Sebuah Elegi dari Hujan

Suara hujan terdengar merdu ditelinga. Bulir-bulir air turun dari lagit, jatuh menuju pijakan bumi. Bayanganmu terputar dibenakku tatkala bulir air itu menimpa wajahku. Wajah manis yang selalu menghangatkan hati. Aku ingat, kamu pun menyukai hujan. Sering kali tubuhmu melompat-lompat kecil dibawah guyuran hujan. Berputar-putar sambil tertawa. Tak jarang aku bertanya dalam hati. Begitu senang kah dirimu dengan keberadaan hujan ketika semua orang menggerutu dengan kehadirannya?


Sore itu hujan turun. Tapi tingkahmu tak seperti biasanya. Kamu hanya diam saat suara air jatuh menghantam genting.

“Ratih diluar hujan,” tanganku menyibak tirai. Melihat jutaan bulir air yang jatuh ke tanah. Namun aku tak mendengar jawaban riangmu. Pun dengan wajahmu yang berseri seperti biasanya.

“Aku tak ingin ada hujan,” ujarmu lirih.

“Tapi.. bukankah kamu menyukai hujan?” tanyaku. Aku berjalan mendekatimu, ikut duduk disebelahmu.

“Aku benci hujan,” katamu, “hujan benci padaku.”

“Ada apa denganmu, Ratih?”

“Aku benci hujan. Hujan benci padaku…”

“Ratih…” panggilku, “kamu kenapa?” aku meraih tangannya. Mengusap telapak tangan itu lembut, berusaha menenangkan pemiliknya.

“Aku benci hujan. Hujan benci padaku...”

“Ratih, apa yang sebenarnya terjadi?”

“Hujan benci padaku..,” suaramu semakin lirih, “hujan benci padaku Aldo. Hujan membenciku…” Dapat kulihat wajahmu yang terlihat pucat saat itu. Tak ada rona merah yang menghiasi pipimu. 

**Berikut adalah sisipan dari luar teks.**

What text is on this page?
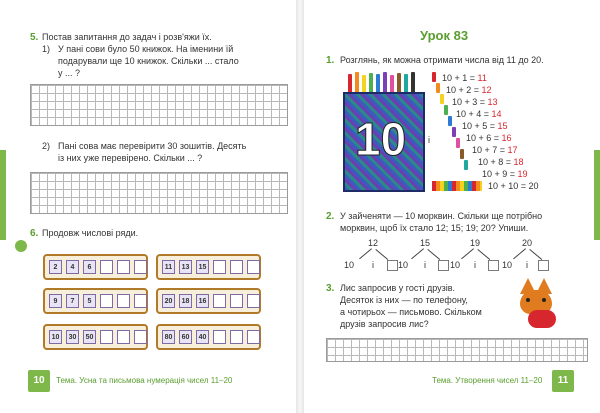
5. Постав запитання до задач і розв'яжи їх.
1) У пані сови було 50 книжок. На іменини їй
подарували ще 10 книжок. Скільки ... стало
у ... ?
2) Пані сова має перевірити 30 зошитів. Десять
із них уже перевірено. Скільки ... ?
6. Продовж числові ряди.
2	4	6	11	13	15
9	7	5	20	18	16
10	30	50	80	60	40
10	Тема. Усна та письмова нумерація чисел 11–20
Урок 83
1. Розглянь, як можна отримати числа від 11 до 20.
10 і
10 + 1 = 11
10 + 2 = 12
10 + 3 = 13
10 + 4 = 14
10 + 5 = 15
10 + 6 = 16
10 + 7 = 17
10 + 8 = 18
10 + 9 = 19
10 + 10 = 20
2. У зайченяти — 10 морквин. Скільки ще потрібно
морквин, щоб їх стало 12; 15; 19; 20? Упиши.
12
10 і
15
10 і
19
10 і
20
10 і
3. Лис запросив у гості друзів.
Десяток із них — по телефону,
а чотирьох — письмово. Скільком
друзів запросив лис?
Тема. Утворення чисел 11–20	11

“Tidak, hujan tidak membencimu.” Jariku beralih mengusap pipinya. Mengaitkan sejumput rambutmu yang menutupi sebagian wajahnya di sela-sela telinganya

Apa kamu tahu, Ratih? saat itu, saat kamu mengatakannya, aku dapat melihat di kedua matamu. Aku dapat melihat kesedihan yang kamu rasakan. Dan lebih dari itu Ratih. Aku dapat melihat ketakutanmu.

Malam itu, ibumu menelponku. Ia bilang aku harus segera ke rumahmu, sesuatu terjadi padamu. Tak tahukah kamu Ratih? badanku kaku, sekujur tubuhku tak bisa digerakkan. Hatiku kalut, khawatir dengan keadaanmu. Aku kelimpungan, panik luar biasa ketika melihatmu duduk menyendiri sambil menangis disudut kamarmu. Kamu tak ingin dibujuk, mulutmu  tak berbicara sedikit pun tentang apa yang barusan kamu alami. Semua  itu tak seperti tingkahmu yang biasanya, apa kamu tahu Ratih?

Paginya, aku pergi mengunjungimu. Namun ibumu melarangku untuk menemuimu. Ia bilang kamu tak ingin bertemu denganku. Apa kamu marah padaku Ratih? Tapi kenapa? Apa aku telah berbuat kesalahan yang tak bisa kamu maafkan?

Aku kembali ke rumahmu saat bintang datang, dan saat itu aku melihat sesuatu yang belum pernah kulihat di rumahmu. Rumahmu sesak dengan orang-orang berpakaian hitam. Ibumu menangis dalam dekapan ayahmu yang juga berbalut kemeja hitam. Sebenarnya apa yang sedang kamu sembunyikan Ratih?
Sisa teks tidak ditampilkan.